When the red team is done, the target organization’s CISO will have a crystal-clear picture of how current security measures would fare against a real attack. Red teams keep up to date with the threat landscape, informing themselves of how the nefarious operator goes about their business. They know the latest techniques, procedures, and mind games. The best red teams, however, go beyond the standard penetration tests necessary for strict compliance. They do this because they know that many “compliant” systems are vulnerable. Such systems can and do get compromised, which can and does lead to damage.

The weakest links

Automated scans that only discover technical vulnerabilities tell a bland story, and certainly reveal very little detail of the real threats facing a business, or how those risks may become disasters. So, threat-led red team exercises simulate multiple scenarios to cover all possible chinks in the digital armor. Sometimes these gaps will involve vulnerabilities in technology. But other instances may involve processes or people. Bad actors have a rich history of finding the weakest links wherever they may be, so cyber-defenders must become adept at doing the same. Red teams can help them do this. They can show organizations the gaps in, say, the training of back-office personnel by using simple social engineering or phishing techniques, or the Swiss cheese of shadow IT, as entry points. Red teamers are trained to never miss a trick and may even plant innocent-looking USB sticks where employees can find them. Ill-trained individuals may lift these booby traps and plug them into corporate assets, thereby becoming victims of the red team.

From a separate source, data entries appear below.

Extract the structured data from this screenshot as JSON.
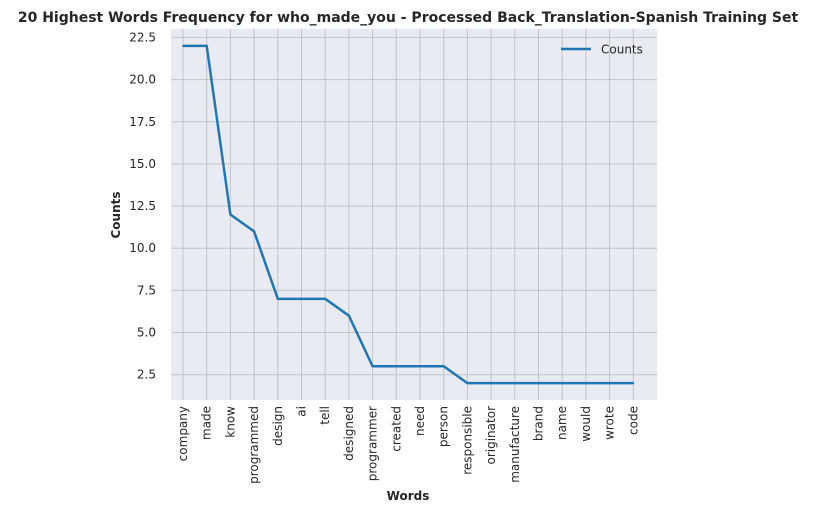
{
  "chart_data": {
    "type": "line",
    "title": "20 Highest Words Frequency for who_made_you - Processed Back_Translation-Spanish Training Set",
    "xlabel": "Words",
    "ylabel": "Counts",
    "categories": [
      "company",
      "made",
      "know",
      "programmed",
      "design",
      "ai",
      "tell",
      "designed",
      "programmer",
      "created",
      "need",
      "person",
      "responsible",
      "originator",
      "manufacture",
      "brand",
      "name",
      "would",
      "wrote",
      "code"
    ],
    "series": [
      {
        "name": "Counts",
        "color": "#1f77b4",
        "values": [
          22,
          22,
          12,
          11,
          7,
          7,
          7,
          6,
          3,
          3,
          3,
          3,
          2,
          2,
          2,
          2,
          2,
          2,
          2,
          2
        ]
      }
    ],
    "ylim": [
      1.0,
      23.0
    ],
    "yticks": [
      2.5,
      5.0,
      7.5,
      10.0,
      12.5,
      15.0,
      17.5,
      20.0,
      22.5
    ],
    "ytick_labels": [
      "2.5",
      "5.0",
      "7.5",
      "10.0",
      "12.5",
      "15.0",
      "17.5",
      "20.0",
      "22.5"
    ],
    "grid": true,
    "legend": "top-right",
    "background_color": "#eaeaf2",
    "grid_color": "#c4c4c8"
  }
}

The value of the red team quickly becomes apparent when they are able to report that thorough training is the ideal path to a more robust threat posture, rather than the patching of a series of technical flaws. Whatever improvement programs an organization opts to initiate, the red team gives much-needed guidance on direction and priority. Standard pen-tests miss a lot, given the modern methods of the cybercriminal. And while it is important to have a comprehensive patch program in place, red teams’ duplication of standard bad-actor methodologies will reveal a triage list that includes the most common exploits, allowing for quick wins — always welcome to the CISO trying to prove the value-adding credentials of their SOC.

When it comes to technology, CISOs that have engaged with proven red teams will likely opt for a preconfigured network-based threat detection and mitigation solution — one that significantly boosts threat-detection capabilities and offers quicker time to value than endpoint detection and response (EDR). Visibility is improved without wholesale changes to environments, and alert fatigue is drastically reduced.

Roadworthy at last, but for how long?

Remember that race? Competitors are happy to see you spin off the track. Spectators care nothing for an also-ran and will turn their attention to those left in the turns. But at the risk of belaboring the point, this is a race with no finish line. CISOs and their analysts, with the support of ever-vigilant red teams, must work each day to ensure that every digital experience makes it through the development life cycle as a roadworthy speedster capable of taking the organization to victory.